The PD-L1 expression status in MBC and FBC did not support previous studies, as described by Manson QF et al., and Brcic I et al., which found significantly reduced PD-L1 expression in MBC compared to FBC [10,11]. In the study by Manson QF et al., PD-1 expression on tumour-infiltrating lymphocytes was significantly less frequent in male cancers than in female cancers (48.9% vs. 65.3%) [10]. In contrast, PD-L1 expression on tumour and immune cells did not differ significantly [14]. The relationship between different clinicopathological parameters yielded mixed results in the literature [21-25]. In a study by Ghebeh H et al., PD-L1 expression was significantly associated with higher histological grade (p-value=0.036), ER and PR negativity, and PD-L1 expression in tumour-infiltrating lymphocytes was associated with larger tumour size (p=0.042), higher histological grade (p=0.015), and positive HER2/neu status (p=0.019) [21]. No significant relationship with age, lymph nodal status, or treatment with neoadjuvant chemotherapy was established [21]. In another study by Guo L et al., PD-L1 expression was associated with a slightly younger age group (p=0.09) and higher tumour grade (p=<0.0001). No significant differences were observed regarding lymph nodal status, histologic subtype, tumour size, or basal-like subtype [25].

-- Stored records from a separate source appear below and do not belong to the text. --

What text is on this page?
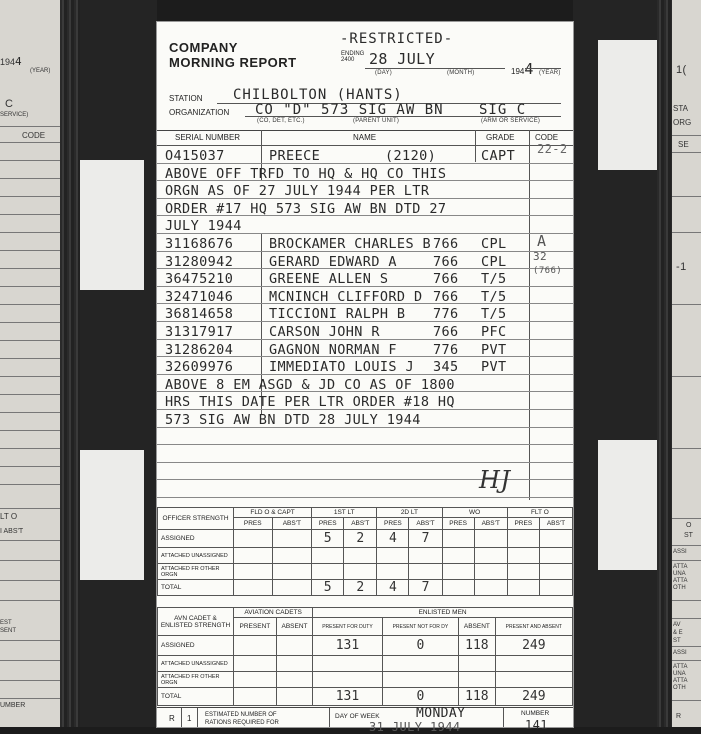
1944
(YEAR)
C
SERVICE)
CODE
LT O
I ABS'T
EST
SENT
UMBER
1(
STA
ORG
SE
-1
O
ST
ASSI
ATTA
UNA
ATTA
OTH
AV
& E
ST
ASSI
ATTA
UNA
ATTA
OTH
R
COMPANY
MORNING REPORT
-RESTRICTED-
ENDING
2400 28 JULY
(DAY)	(MONTH)	1944 (YEAR)
STATION CHILBOLTON (HANTS)
ORGANIZATION CO "D" 573 SIG AW BN	SIG C
(CO, DET, ETC.)	(PARENT UNIT)	(ARM OR SERVICE)
SERIAL NUMBER	NAME	GRADE	CODE
O415037	PREECE	(2120)	CAPT
ABOVE OFF TRFD TO HQ & HQ CO THIS
ORGN AS OF 27 JULY 1944 PER LTR
ORDER #17 HQ 573 SIG AW BN DTD 27
JULY 1944
31168676	BROCKAMER CHARLES B 766 CPL
31280942	GERARD EDWARD A	766 CPL
36475210	GREENE ALLEN S	766 T/5
32471046	MCNINCH CLIFFORD D 766 T/5
36814658	TICCIONI RALPH B 776 T/5
31317917	CARSON JOHN R	766 PFC
31286204	GAGNON NORMAN F	776 PVT
32609976	IMMEDIATO LOUIS J 345 PVT
ABOVE 8 EM ASGD & JD CO AS OF 1800
HRS THIS DATE PER LTR ORDER #18 HQ
573 SIG AW BN DTD 28 JULY 1944
22-2
A
32
(766)
HJ
OFFICER STRENGTH	FLD O & CAPT		1ST LT		2D LT		WO		FLT O	
	PRES	ABS'T	PRES	ABS'T	PRES	ABS'T	PRES	ABS'T	PRES	ABS'T
ASSIGNED			5	2	4	7				
ATTACHED UNASSIGNED										
ATTACHED FR OTHER ORGN										
TOTAL			5	2	4	7				
AVN CADET & ENLISTED STRENGTH	AVIATION CADETS		ENLISTED MEN			
	PRESENT	ABSENT	PRESENT FOR DUTY	PRESENT NOT FOR DY	ABSENT	PRESENT AND ABSENT
ASSIGNED			131	0	118	249
ATTACHED UNASSIGNED						
ATTACHED FR OTHER ORGN						
TOTAL			131	0	118	249
R 1 ESTIMATED NUMBER OF
RATIONS REQUIRED FOR
DAY OF WEEK	MONDAY
31 JULY 1944
NUMBER
141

In the overall survival analysis, the significant prognostic value of PD-L1 was not observed in tumours in either gender. The literature also shows that the prognostic value of PD-1/PD-L1 in FBC is equivocal, with many studies revealing no significant prognostic values [25,26].
Limitation(s)
The study conducted was a single-centre, tertiary care study, which may not be representative of the entire community. The scope of present study is limited due to the small sample size and the restricted time period. Additionally, the study did not utilise fluorescent in-situ hybridisation or polymerase chain reaction techniques for the analysis of PD-L1 expression.
Conclusion(s)
The expression of PD-L1 in Metastatic Breast Cancer (MBC) does not differ significantly from that in Female Breast Cancer (FBC), although intrinsic pathogenesis differences are evident between MBC and FBC. There was no significant statistical relationship between PD-L1 expression and survival analysis for both genders; however, the overall survival rate was better in females than in males.